N'étant pas obligatoires, elles sont surtout utilisées dans la production de documents d'abord manuscrits (elles sont fréquentes dans les manuscrits médiévaux, soit comme abréviations soit pour des raisons purement décoratives) puis imprimés, pour améliorer la lisibilité d'un texte ou simplement l'agrémenter.
Dans le premier cas, surtout en imprimerie, il s'agit de réduire nombre de collisions inesthétiques entre certains caractères. Les plus courantes portent sur les letres f et s long (variante contextuelle de s) suivis de i et l. Le point du i ou la hampe du l entrent en collision après le f ou le s long, à moins qu'on les espace. Du temps de l'imprimerie au plomb, les collisions entre ces caractères pouvaient d'ailleurs entraîner leur rupture (c'est pourquoi on les appelle aussi ligatures techniques). Il faut noter qu'en allemand l'utilisation des ligatures esthétique se doit de respecter des contraintes morphologiques : en effet, les germanophones n'utilisent les ligatures en f que si les deux lettres appartiennent au même radical du mot.
Des ligatures du type de ct ne sont pas liées à des problèmes de collision entre caractères : elles sont purement esthétiques et, sûrement, imitent la graphie manuscrite cursive.
De toutes ces ligatures, seule celle du s long suivi d'un s rond a acquis le statut de graphème : c'est le eszett (ß) allemand.
Enfin, dans les textes latins imprimés, on emploie volontiers, ce que ne faisaient pas les Romains de l'Antiquité, les ligatures œ et æ. Leur utilisation ressortit surtout à la composition soignée.
La Fraktur allemande comprenait de nombreuses ligatures, surtout dans sa variante manuscrite, tracées d'un seul mouvement, parmi lesquelles : ch, ck, st, ss / sz (tracées toutes deux ß et tz).
L'alphabet arabe connaît des ligatures esthétiques. Celles-ci sont optionnelles et se rencontrent surtout dans des compositions soignées. Ces ligatures ne doivent pas être confondues avec les variantes contextuelles ou la ligature linguistique lâm ’alif, (voir plus bas) lesquelles sont toutes deux obligatoires.
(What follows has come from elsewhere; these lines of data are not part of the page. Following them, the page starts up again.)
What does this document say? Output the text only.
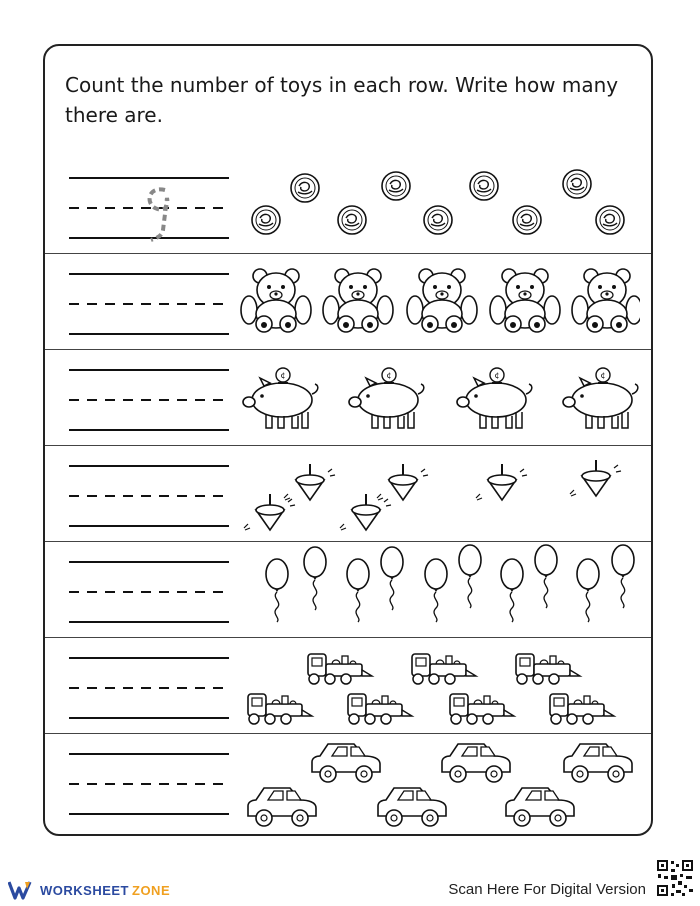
Count the number of toys in each row. Write how many there are.
WORKSHEET ZONE	Scan Here For Digital Version
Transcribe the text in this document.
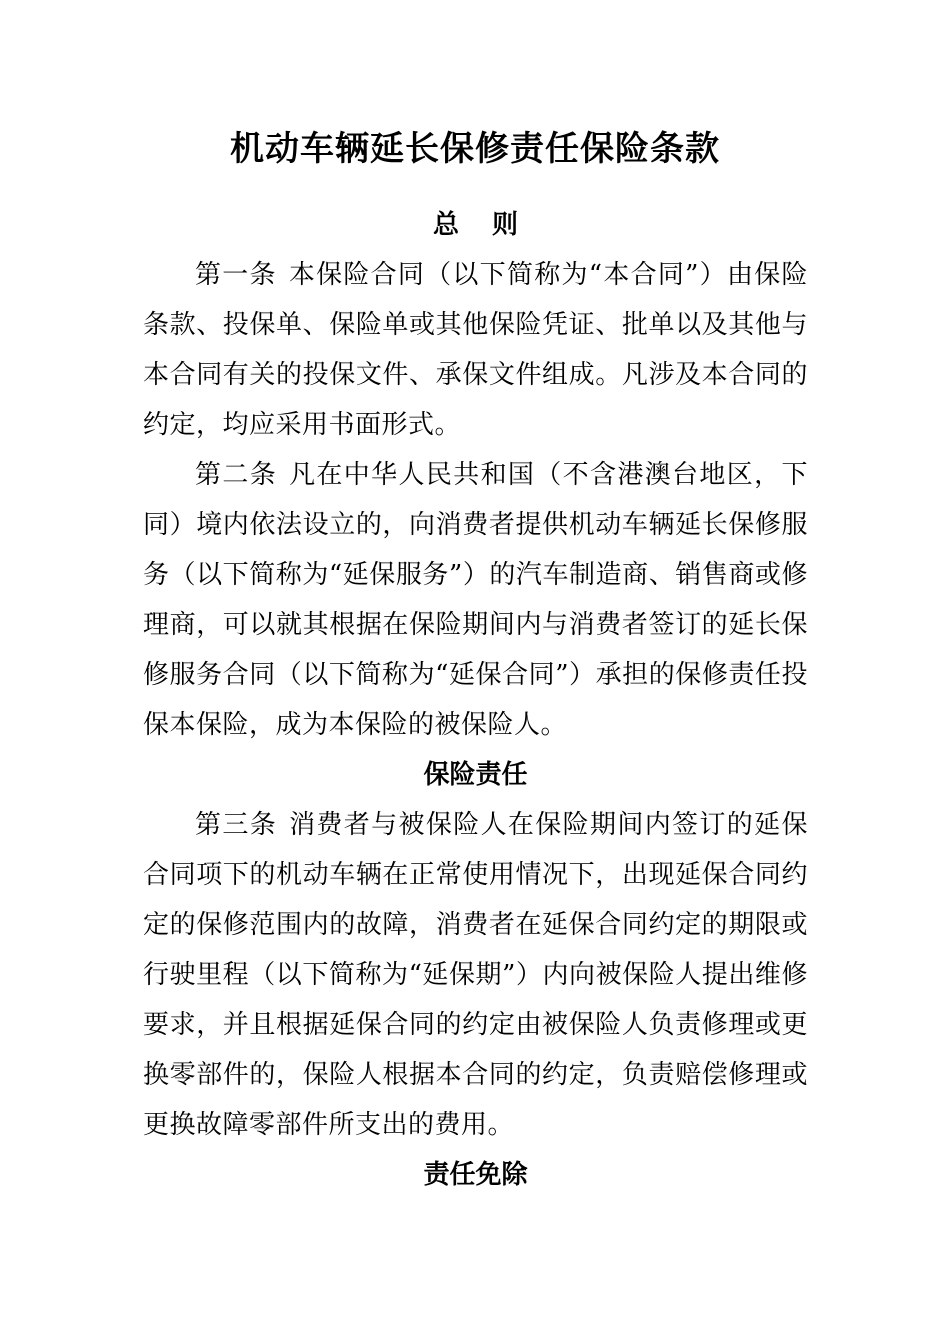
机动车辆延长保修责任保险条款
总 则

第一条 本保险合同（以下简称为“本合同”）由保险条款、投保单、保险单或其他保险凭证、批单以及其他与本合同有关的投保文件、承保文件组成。凡涉及本合同的约定，均应采用书面形式。

第二条 凡在中华人民共和国（不含港澳台地区，下同）境内依法设立的，向消费者提供机动车辆延长保修服务（以下简称为“延保服务”）的汽车制造商、销售商或修理商，可以就其根据在保险期间内与消费者签订的延长保修服务合同（以下简称为“延保合同”）承担的保修责任投保本保险，成为本保险的被保险人。

保险责任

第三条 消费者与被保险人在保险期间内签订的延保合同项下的机动车辆在正常使用情况下，出现延保合同约定的保修范围内的故障，消费者在延保合同约定的期限或行驶里程（以下简称为“延保期”）内向被保险人提出维修要求，并且根据延保合同的约定由被保险人负责修理或更换零部件的，保险人根据本合同的约定，负责赔偿修理或更换故障零部件所支出的费用。

责任免除
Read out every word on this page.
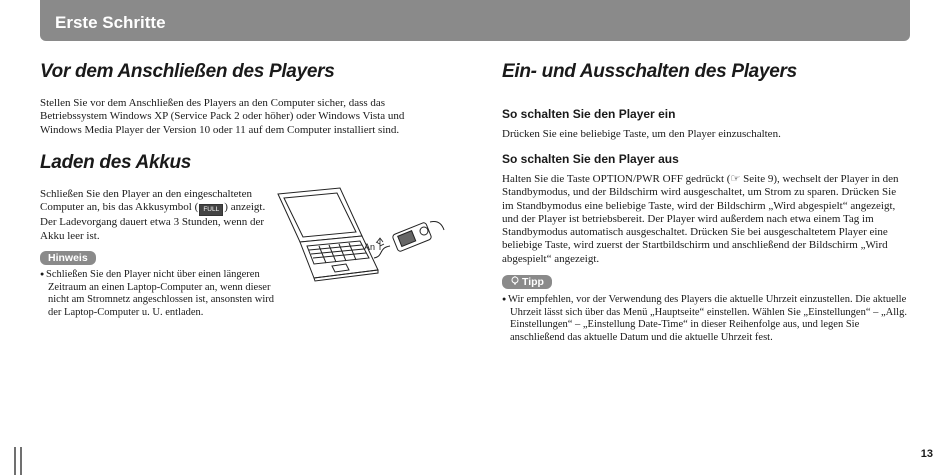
Erste Schritte
Vor dem Anschließen des Players

Stellen Sie vor dem Anschließen des Players an den Computer sicher, dass das Betriebssystem Windows XP (Service Pack 2 oder höher) oder Windows Vista und Windows Media Player der Version 10 oder 11 auf dem Computer installiert sind.

Laden des Akkus

Schließen Sie den Player an den eingeschalteten Computer an, bis das Akkusymbol ( FULL ) anzeigt. Der Ladevorgang dauert etwa 3 Stunden, wenn der Akku leer ist.

Hinweis
● Schließen Sie den Player nicht über einen längeren Zeitraum an einen Laptop-Computer an, wenn dieser nicht am Stromnetz angeschlossen ist, ansonsten wird der Laptop-Computer u. U. entladen.
An
Ein- und Ausschalten des Players
So schalten Sie den Player ein

Drücken Sie eine beliebige Taste, um den Player einzuschalten.

So schalten Sie den Player aus

Halten Sie die Taste OPTION/PWR OFF gedrückt (☞ Seite 9), wechselt der Player in den Standbymodus, und der Bildschirm wird ausgeschaltet, um Strom zu sparen. Drücken Sie im Standbymodus eine beliebige Taste, wird der Bildschirm „Wird abgespielt“ angezeigt, und der Player ist betriebsbereit. Der Player wird außerdem nach etwa einem Tag im Standbymodus automatisch ausgeschaltet. Drücken Sie bei ausgeschaltetem Player eine beliebige Taste, wird zuerst der Startbildschirm und anschließend der Bildschirm „Wird abgespielt“ angezeigt.

Tipp
● Wir empfehlen, vor der Verwendung des Players die aktuelle Uhrzeit einzustellen. Die aktuelle Uhrzeit lässt sich über das Menü „Hauptseite“ einstellen. Wählen Sie „Einstellungen“ – „Allg. Einstellungen“ – „Einstellung Date-Time“ in dieser Reihenfolge aus, und legen Sie anschließend das aktuelle Datum und die aktuelle Uhrzeit fest.
13
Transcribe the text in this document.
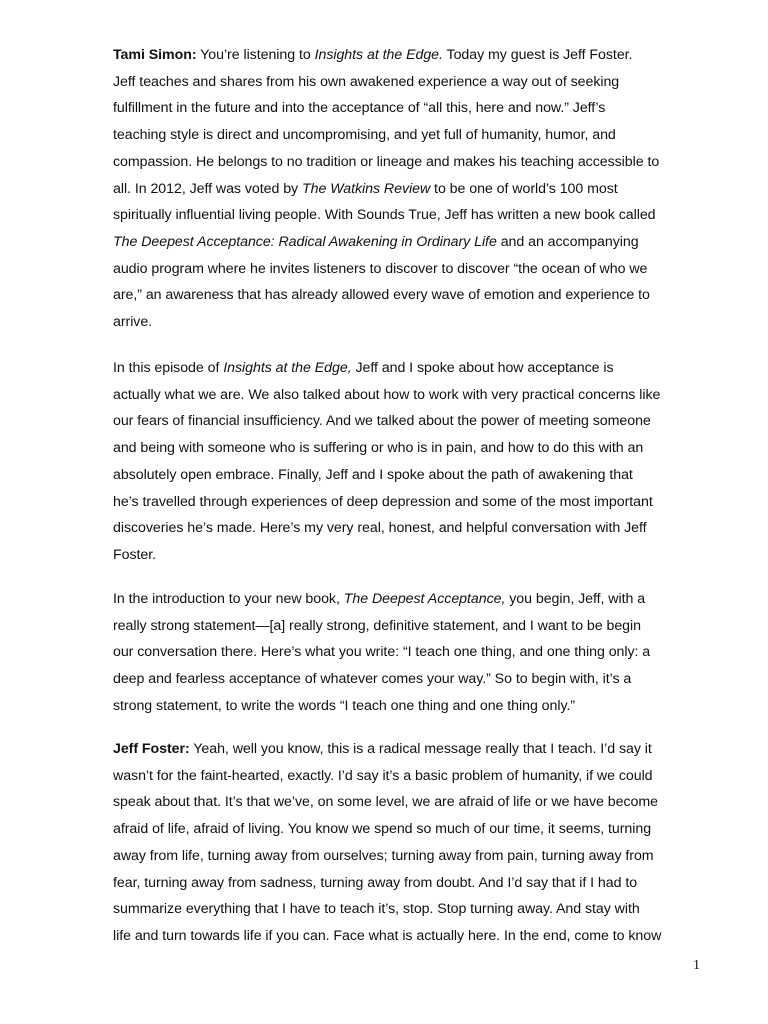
Tami Simon: You’re listening to Insights at the Edge. Today my guest is Jeff Foster.
Jeff teaches and shares from his own awakened experience a way out of seeking
fulfillment in the future and into the acceptance of “all this, here and now.” Jeff’s
teaching style is direct and uncompromising, and yet full of humanity, humor, and
compassion. He belongs to no tradition or lineage and makes his teaching accessible to
all. In 2012, Jeff was voted by The Watkins Review to be one of world’s 100 most
spiritually influential living people. With Sounds True, Jeff has written a new book called
The Deepest Acceptance: Radical Awakening in Ordinary Life and an accompanying
audio program where he invites listeners to discover to discover “the ocean of who we
are,” an awareness that has already allowed every wave of emotion and experience to
arrive.

In this episode of Insights at the Edge, Jeff and I spoke about how acceptance is
actually what we are. We also talked about how to work with very practical concerns like
our fears of financial insufficiency. And we talked about the power of meeting someone
and being with someone who is suffering or who is in pain, and how to do this with an
absolutely open embrace. Finally, Jeff and I spoke about the path of awakening that
he’s travelled through experiences of deep depression and some of the most important
discoveries he’s made. Here’s my very real, honest, and helpful conversation with Jeff
Foster.

In the introduction to your new book, The Deepest Acceptance, you begin, Jeff, with a
really strong statement—[a] really strong, definitive statement, and I want to be begin
our conversation there. Here’s what you write: “I teach one thing, and one thing only: a
deep and fearless acceptance of whatever comes your way.” So to begin with, it’s a
strong statement, to write the words “I teach one thing and one thing only.”

Jeff Foster: Yeah, well you know, this is a radical message really that I teach. I’d say it
wasn’t for the faint-hearted, exactly. I’d say it’s a basic problem of humanity, if we could
speak about that. It’s that we’ve, on some level, we are afraid of life or we have become
afraid of life, afraid of living. You know we spend so much of our time, it seems, turning
away from life, turning away from ourselves; turning away from pain, turning away from
fear, turning away from sadness, turning away from doubt. And I’d say that if I had to
summarize everything that I have to teach it’s, stop. Stop turning away. And stay with
life and turn towards life if you can. Face what is actually here. In the end, come to know

1
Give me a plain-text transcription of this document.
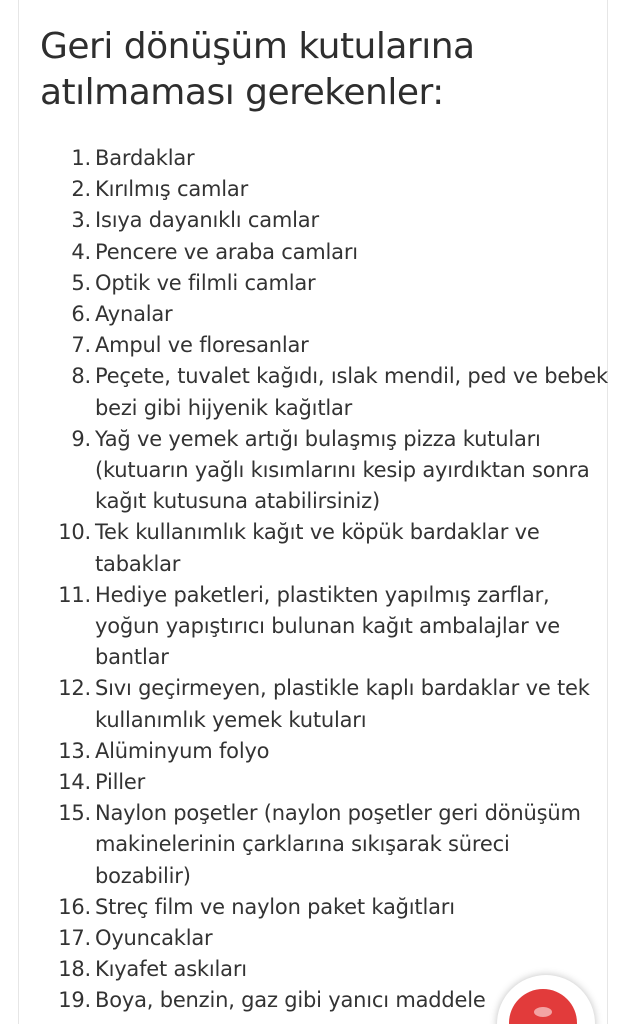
Geri dönüşüm kutularına atılmaması gerekenler:
1. Bardaklar
2. Kırılmış camlar
3. Isıya dayanıklı camlar
4. Pencere ve araba camları
5. Optik ve filmli camlar
6. Aynalar
7. Ampul ve floresanlar
8. Peçete, tuvalet kağıdı, ıslak mendil, ped ve bebek bezi gibi hijyenik kağıtlar
9. Yağ ve yemek artığı bulaşmış pizza kutuları (kutuarın yağlı kısımlarını kesip ayırdıktan sonra kağıt kutusuna atabilirsiniz)
10. Tek kullanımlık kağıt ve köpük bardaklar ve tabaklar
11. Hediye paketleri, plastikten yapılmış zarflar, yoğun yapıştırıcı bulunan kağıt ambalajlar ve bantlar
12. Sıvı geçirmeyen, plastikle kaplı bardaklar ve tek kullanımlık yemek kutuları
13. Alüminyum folyo
14. Piller
15. Naylon poşetler (naylon poşetler geri dönüşüm makinelerinin çarklarına sıkışarak süreci bozabilir)
16. Streç film ve naylon paket kağıtları
17. Oyuncaklar
18. Kıyafet askıları
19. Boya, benzin, gaz gibi yanıcı maddele
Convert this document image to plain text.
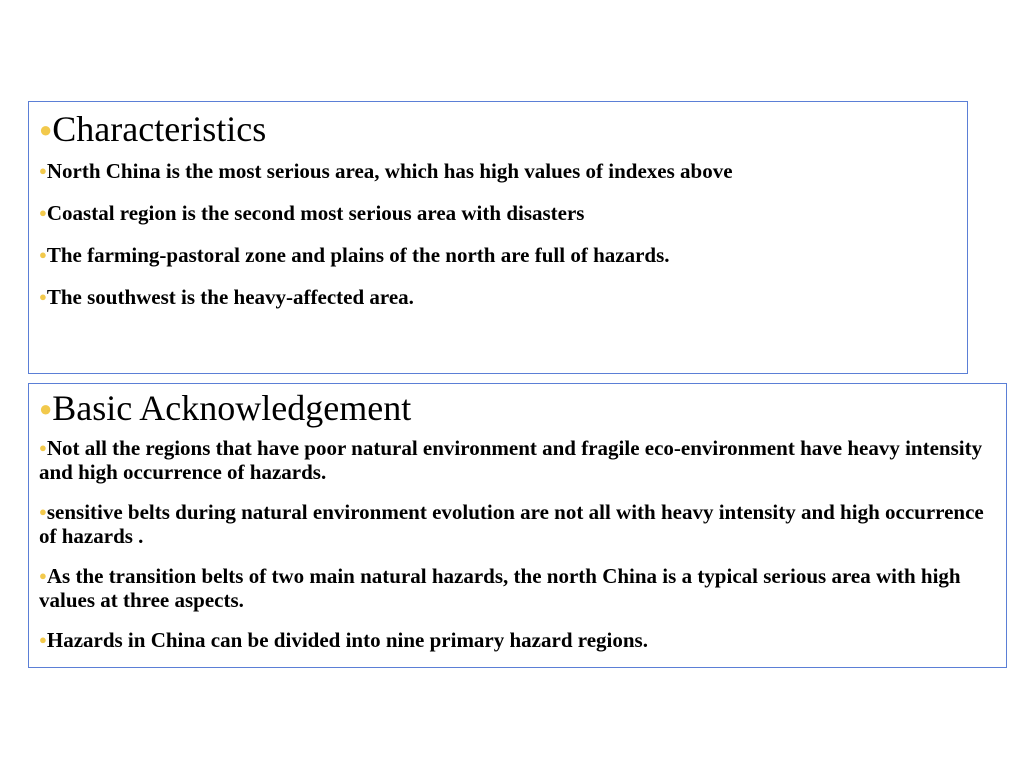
●Characteristics

●North China is the most serious area, which has high values of indexes above

●Coastal region is the second most serious area with disasters

●The farming-pastoral zone and plains of the north are full of hazards.

●The southwest is the heavy-affected area.

●Basic Acknowledgement

●Not all the regions that have poor natural environment and fragile eco-environment have heavy intensity and high occurrence of hazards.

●sensitive belts during natural environment evolution are not all with heavy intensity and high occurrence of hazards .

●As the transition belts of two main natural hazards, the north China is a typical serious area with high values at three aspects.

●Hazards in China can be divided into nine primary hazard regions.
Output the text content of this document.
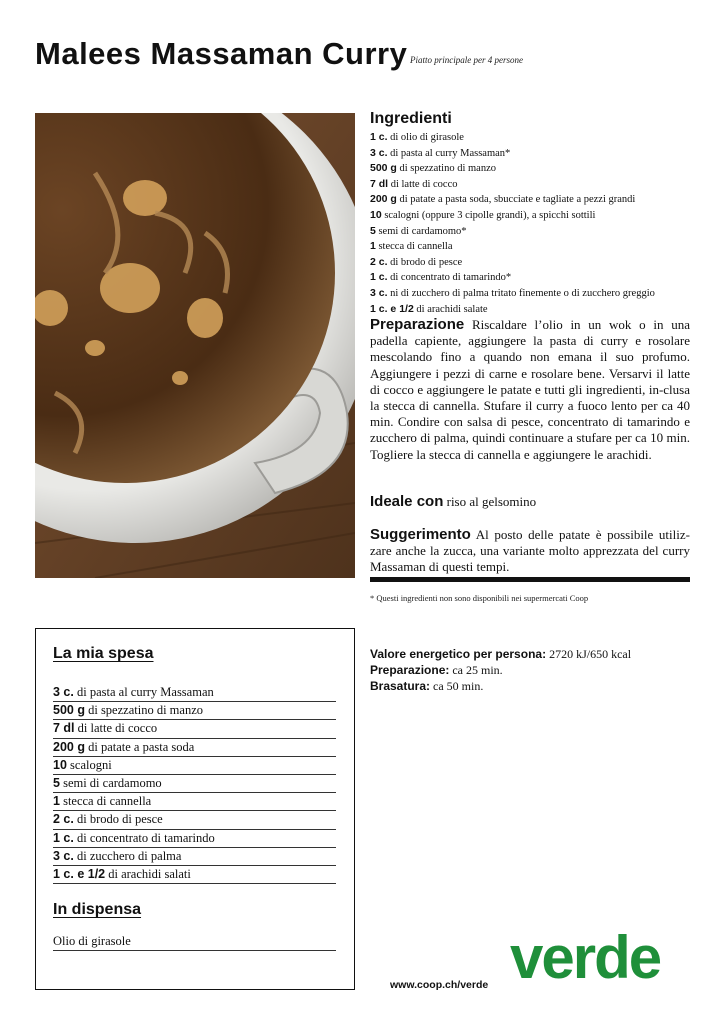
Malees Massaman Curry Piatto principale per 4 persone
Ingredienti
1 c. di olio di girasole
3 c. di pasta al curry Massaman*
500 g di spezzatino di manzo
7 dl di latte di cocco
200 g di patate a pasta soda, sbucciate e tagliate a pezzi grandi
10 scalogni (oppure 3 cipolle grandi), a spicchi sottili
5 semi di cardamomo*
1 stecca di cannella
2 c. di brodo di pesce
1 c. di concentrato di tamarindo*
3 c. ni di zucchero di palma tritato finemente o di zucchero greggio
1 c. e 1/2 di arachidi salate
Preparazione Riscaldare l’olio in un wok o in una padella capiente, aggiungere la pasta di curry e rosolare mescolando fino a quando non emana il suo profumo. Aggiungere i pezzi di carne e rosolare bene. Versarvi il latte di cocco e aggiungere le patate e tutti gli ingredienti, in-clusa la stecca di cannella. Stufare il curry a fuoco lento per ca 40 min. Condire con salsa di pesce, concentrato di tamarindo e zucchero di palma, quindi continuare a stufare per ca 10 min. Togliere la stecca di cannella e aggiungere le arachidi.
Ideale con riso al gelsomino
Suggerimento Al posto delle patate è possibile utiliz-zare anche la zucca, una variante molto apprezzata del curry Massaman di questi tempi.
* Questi ingredienti non sono disponibili nei supermercati Coop
La mia spesa
3 c. di pasta al curry Massaman
500 g di spezzatino di manzo
7 dl di latte di cocco
200 g di patate a pasta soda
10 scalogni
5 semi di cardamomo
1 stecca di cannella
2 c. di brodo di pesce
1 c. di concentrato di tamarindo
3 c. di zucchero di palma
1 c. e 1/2 di arachidi salati
In dispensa
Olio di girasole
Valore energetico per persona: 2720 kJ/650 kcal
Preparazione: ca 25 min.
Brasatura: ca 50 min.
www.coop.ch/verde verde
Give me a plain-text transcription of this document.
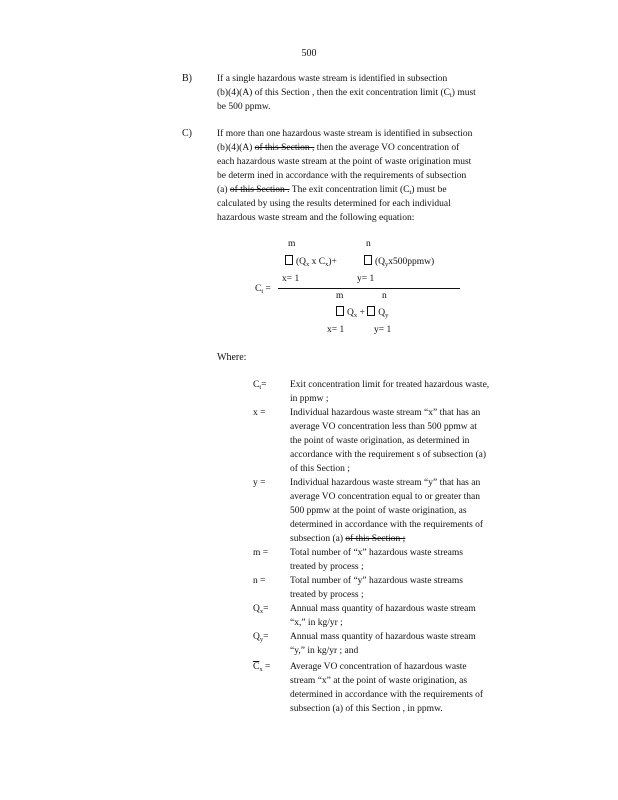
500
B)	If a single hazardous waste stream is identified in subsection
(b)(4)(A) of this Section , then the exit concentration limit $(C_t)$ must
be 500 ppmw.
C)	If more than one hazardous waste stream is identified in subsection
(b)(4)(A) of this Section , then the average VO concentration of
each hazardous waste stream at the point of waste origination must
be determ ined in accordance with the requirements of subsection
(a) of this Section . The exit concentration limit $(C_t)$ must be
calculated by using the results determined for each individual
hazardous waste stream and the following equation:
m	n
($Q_x$ x $C_x)+$	$(Q_yx500ppmw)$
x= 1	y= 1
$C_t$ =
m	n
$Q_x + Q_y$
x= 1	y= 1
Where:
$C_t=$ Exit concentration limit for treated hazardous waste,
in ppmw ;
x =	Individual hazardous waste stream “x” that has an
average VO concentration less than 500 ppmw at
the point of waste origination, as determined in
accordance with the requirement s of subsection (a)
of this Section ;
y =	Individual hazardous waste stream “y” that has an
average VO concentration equal to or greater than
500 ppmw at the point of waste origination, as
determined in accordance with the requirements of
subsection (a) of this Section ;
m = Total number of “x” hazardous waste streams
treated by process ;
n =	Total number of “y” hazardous waste streams
treated by process ;
$Q_x=$ Annual mass quantity of hazardous waste stream
“x,” in kg/yr ;
$Q_y=$ Annual mass quantity of hazardous waste stream
“y,” in kg/yr ; and
$\overline{C}_x$ = Average VO concentration of hazardous waste
stream “x” at the point of waste origination, as
determined in accordance with the requirements of
subsection (a) of this Section , in ppmw.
Voici ci-contre quelques ligatures possibles. Rapellons que l'arabe s'écrit de droite à gauche ; dans le tableau, les ligatures concernent, dans l'ordre, les lettres lâm, mîm et nûn formant ligature avec un jîm. Pour des raisons de lisibilité, on a ajouté un mîm final, qui ne fait pas partie de la ligature.
La première que l'on peut citer est un caractère similaire à l'esperluette mais bien moins fréquent en grec imprimé que celle-la ne l'est dans l'alphabet latin. C'est une ligature ancienne (ce qui est contesté par certains grammatologues) et d'usage fréquent dans les textes papyrologiques et médiévaux pour la conjonction de coordination καὶ kaì, « et », soit ϗ (en image, le caractère étant rarement inclus dans les polices : ). La ligature est devenue un signe d'abréviation au même titre que le & latin. Il faut noter que la forme actuelle de l'abréviation remonte à sa variante hellénistique : au cours de siècles, elle en était venue à prendre des tracés très différents. Cette ligature n'est quasiment pas utilisée dans l'impression : elle ressortit surtout aux usages informels et manuscrits.
Les autres ligatures, d'emploi fréquent dans les textes médiévaux, sont généralement sorties des usages au cours du XVIIIe siècle, période à laquelle cet aphabet a acquis sa forme quasi définitive.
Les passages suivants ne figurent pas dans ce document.